Banks are being pressed by a powerful committee of MPs to step up “measly” easy access savings rates.
The Treasury Committee has written to the bosses of major banks to ask if they believe all their savings rates provide “fair value” to customers and whether customer inertia is being exploited.
A new consumer duty is coming into force from the end of July, forcing financial firms to put consumers at the heart of what they do.
Harriett Baldwin, chair of the Treasury Committee, said: “With interest rates on the rise and our constituents feeling squeezed by rising prices, it is only right that the UK’s biggest banks step up their measly easy access savings rates. The time for action is now.”
The high street banks are squeezing higher profits from their loyal savings customers— Dame Angela Eagle
Treasury Committee member Dame Andrea Leadsom said: “While banks play a vital role in our society, stimulating economic growth and supporting thriving businesses, it’s quite clear they have failed to pass on the rise in interest rates to savers.”
Dame Angela Eagle, another member of the committee, said: “In the middle of a cost-of-living crisis, the high street banks are squeezing higher profits from their loyal savings customers.”

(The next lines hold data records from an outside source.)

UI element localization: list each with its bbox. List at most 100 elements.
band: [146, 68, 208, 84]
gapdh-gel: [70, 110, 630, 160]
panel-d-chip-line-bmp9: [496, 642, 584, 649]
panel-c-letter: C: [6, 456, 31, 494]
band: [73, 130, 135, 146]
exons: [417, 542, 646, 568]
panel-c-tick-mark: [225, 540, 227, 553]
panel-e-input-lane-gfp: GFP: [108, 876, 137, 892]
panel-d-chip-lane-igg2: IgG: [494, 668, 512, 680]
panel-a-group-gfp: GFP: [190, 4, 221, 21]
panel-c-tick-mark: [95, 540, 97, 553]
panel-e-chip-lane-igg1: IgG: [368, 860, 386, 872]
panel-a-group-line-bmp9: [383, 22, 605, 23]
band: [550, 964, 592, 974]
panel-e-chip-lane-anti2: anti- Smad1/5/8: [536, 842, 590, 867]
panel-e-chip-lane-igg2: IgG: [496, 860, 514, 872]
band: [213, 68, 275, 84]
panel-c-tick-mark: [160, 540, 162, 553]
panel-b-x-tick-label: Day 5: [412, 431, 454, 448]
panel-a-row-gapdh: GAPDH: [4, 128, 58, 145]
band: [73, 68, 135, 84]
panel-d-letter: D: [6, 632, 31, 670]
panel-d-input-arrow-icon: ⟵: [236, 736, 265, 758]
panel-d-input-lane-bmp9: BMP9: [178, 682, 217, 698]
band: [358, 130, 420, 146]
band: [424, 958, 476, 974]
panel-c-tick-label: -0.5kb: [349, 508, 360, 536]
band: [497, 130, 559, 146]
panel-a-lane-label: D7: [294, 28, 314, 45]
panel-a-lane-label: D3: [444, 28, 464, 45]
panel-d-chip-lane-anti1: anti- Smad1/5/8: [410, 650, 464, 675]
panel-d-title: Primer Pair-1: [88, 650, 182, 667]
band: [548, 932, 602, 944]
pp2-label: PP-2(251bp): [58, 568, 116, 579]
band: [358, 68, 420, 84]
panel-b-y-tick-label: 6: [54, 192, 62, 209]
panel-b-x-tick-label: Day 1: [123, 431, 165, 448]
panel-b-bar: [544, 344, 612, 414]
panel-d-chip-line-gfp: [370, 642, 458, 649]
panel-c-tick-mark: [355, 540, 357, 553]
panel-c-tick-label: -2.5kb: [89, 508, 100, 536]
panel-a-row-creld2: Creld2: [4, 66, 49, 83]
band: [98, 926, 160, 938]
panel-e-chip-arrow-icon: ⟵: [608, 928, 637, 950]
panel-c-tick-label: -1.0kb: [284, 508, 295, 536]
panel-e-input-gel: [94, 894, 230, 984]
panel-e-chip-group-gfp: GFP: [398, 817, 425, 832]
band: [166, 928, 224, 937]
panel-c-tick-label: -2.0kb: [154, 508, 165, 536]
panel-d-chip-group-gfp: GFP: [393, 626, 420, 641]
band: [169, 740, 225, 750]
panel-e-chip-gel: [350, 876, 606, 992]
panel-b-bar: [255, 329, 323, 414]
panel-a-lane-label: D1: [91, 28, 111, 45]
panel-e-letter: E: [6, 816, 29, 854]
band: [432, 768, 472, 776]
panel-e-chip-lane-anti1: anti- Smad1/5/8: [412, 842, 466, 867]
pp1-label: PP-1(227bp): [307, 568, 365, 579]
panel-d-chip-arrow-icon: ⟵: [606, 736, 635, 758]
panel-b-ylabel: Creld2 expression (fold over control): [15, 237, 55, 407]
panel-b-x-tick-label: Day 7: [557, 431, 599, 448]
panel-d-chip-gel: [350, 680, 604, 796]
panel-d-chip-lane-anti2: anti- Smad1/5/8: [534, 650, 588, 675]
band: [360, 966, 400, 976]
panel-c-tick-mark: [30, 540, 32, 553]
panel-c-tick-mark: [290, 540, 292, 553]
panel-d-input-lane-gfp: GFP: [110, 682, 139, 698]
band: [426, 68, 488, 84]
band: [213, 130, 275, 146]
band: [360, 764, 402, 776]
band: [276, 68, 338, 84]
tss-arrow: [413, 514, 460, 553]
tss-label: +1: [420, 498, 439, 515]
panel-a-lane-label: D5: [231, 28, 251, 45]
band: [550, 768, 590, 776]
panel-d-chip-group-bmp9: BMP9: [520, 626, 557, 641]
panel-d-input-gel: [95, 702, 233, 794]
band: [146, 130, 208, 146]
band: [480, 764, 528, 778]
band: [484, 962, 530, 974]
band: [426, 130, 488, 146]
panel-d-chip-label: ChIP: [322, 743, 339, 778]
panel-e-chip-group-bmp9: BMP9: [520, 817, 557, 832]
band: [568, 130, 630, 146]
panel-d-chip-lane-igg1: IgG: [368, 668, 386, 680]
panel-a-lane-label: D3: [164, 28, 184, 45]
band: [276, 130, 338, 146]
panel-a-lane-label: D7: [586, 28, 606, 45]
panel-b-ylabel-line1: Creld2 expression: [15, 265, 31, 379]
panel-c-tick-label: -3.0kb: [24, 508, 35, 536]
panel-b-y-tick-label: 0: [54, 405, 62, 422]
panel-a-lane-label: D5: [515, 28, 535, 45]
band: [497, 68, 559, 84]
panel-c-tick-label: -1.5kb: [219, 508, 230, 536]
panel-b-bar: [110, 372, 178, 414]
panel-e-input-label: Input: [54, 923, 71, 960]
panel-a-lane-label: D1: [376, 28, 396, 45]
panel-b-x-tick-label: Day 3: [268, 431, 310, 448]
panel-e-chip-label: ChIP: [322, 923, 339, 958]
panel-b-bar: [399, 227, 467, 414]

The committee has written to the bosses of Lloyds Banking Group, NatWest, HSBC UK and Barlcays.
The Bank of England base rate is sitting at 5%, following 13 hikes in a row.
According to financial information website Moneyfactscompare.co.uk, the average easy access savings rate on the market is at 2.43%. The average easy access Isa rate on offer is 2.55%.
Savers looking for a one-year fixed-rate account can get 4.82% typically.
Many banks have been hiking their savings rates in recent weeks, although some mortgage rates are sitting at a significantly higher level than some rates being offered on savings.
The average two-year homeowner mortgage rate on the market is 6.42% and the average five-year fixed-rate mortgage is 5.97%.
The Treasury Committee has also written separately to the Financial Conduct Authority (FCA), asking if banks have changed their savings rates as a result of the regulator challenging them.
The FCA will oversee the new consumer duty when it comes into force.